In the following example, an activist created a series of parodies using Wal-Mart's logos and slogans, in which he likened the retail giant to Al-Qaeda and the Nazis. He posted these parodies on his websites and sold CafePress t-shirts and other merchandise containing the designs. The court held the designs were successful parodies of Wal-Mart's trademarks, that there was no likelihood of confusion between his websites or goods and Wal-Mart's.

5

School memorabilia was found to be a parody.
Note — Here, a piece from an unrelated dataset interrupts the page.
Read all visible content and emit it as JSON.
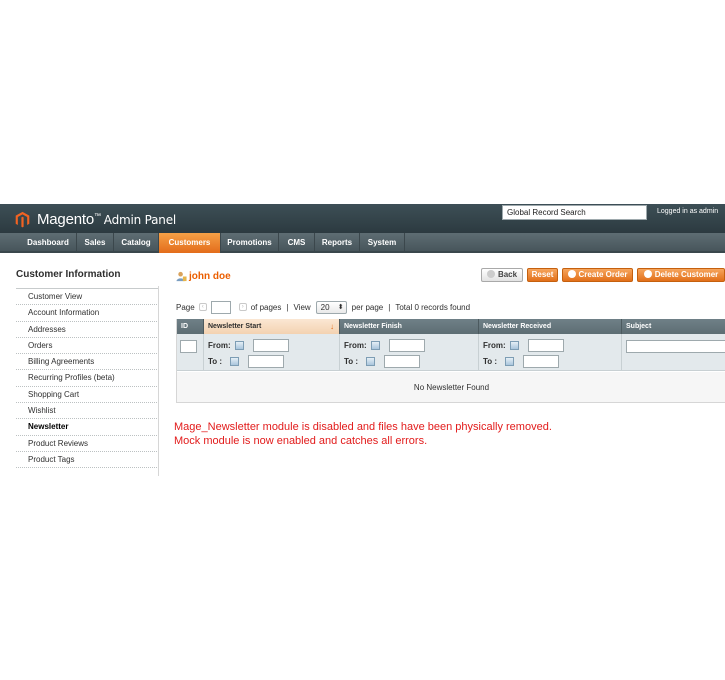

Using one school mascot to “strangle the competition” was a fair use defense to trademark infringement.

EXAMPLE OF TRADEMARK INFRINGEMENT—NO FAIR USE DEFENSE: The “Hells Angel” motorcycle gang, is not only a gang but also a trademark and a brand. There is arguably no parody or commentary here, the t-shirt company is being sued by Hells Angel motorcycle club.

6

RIGHT OF PUBLICITY & CELEBRITIES Every individual has the right to control the commercial use of his or her name, image, likeness or other clear aspect of his identity. Often RIPT artists want to incorporate images of celebrities or actors in their designs, but RIPT cannot legally sell a t-shirt that uses another person’s image or likeness without permission. If a design utilizes a “character,” a right of publicity issue may arise. For example, a design including a clearly identifiable drawing of Ron Swanson from the show “Parks & Recreation” may raise a right of publicity claim. Nick Offerman (the actor who plays Ron Swanson) could bring the claim since Offerman’s image is so closely tied to the Ron Swanson character. Another example includes using a slogan or saying inextricably tied to an individual (See the example below re. Mike “The Situation” Sorrentino’s lawsuit against Abercrombie & Fitch.) If your design incorporates a person’s image that is easily identifiable, RIPT could get sued for selling the design and thus it is unlikely to be selected for printing. EXAMPLES OF RIGHT OF PUBLICITY VIOLATIONS: Mike “The Situation” Sorrentino has filed a lawsuit against the retailer in Florida, claiming that Abercrombie infringed on his trademarks with their T-shirts and marketing gimmicks. Sorrentino's lawyers claim Abercrombie & Fitch "obviously intended to create a false association" with the reality star.

7

Samsung created a TV advertisement that clearly invoked the likeness of Vanna White from Wheel of Fortune. The court held that Samsung hoped to profit from White’s fame without paying her for it. Because White did not consent to such appropriation, Samsung was found liable.

SO, WHAT ARE “GOOD DESIGNS”? When considering submitting a design, you should ask yourself the following questions: 1. What is the underlying work that is used in your design or that your design is based off of? 2. Does your new design use as little from the underlying work as possible? It should only be enough to make the reference 3. Does your new design criticize or comment on the underlying work’s message? What is your criticism or comment? 4. Does your new design force the audience to think about the underlying work in a new or unique way? If the new work is merely funny but does not comment on the message of the original work, it will probably not be considered a parody.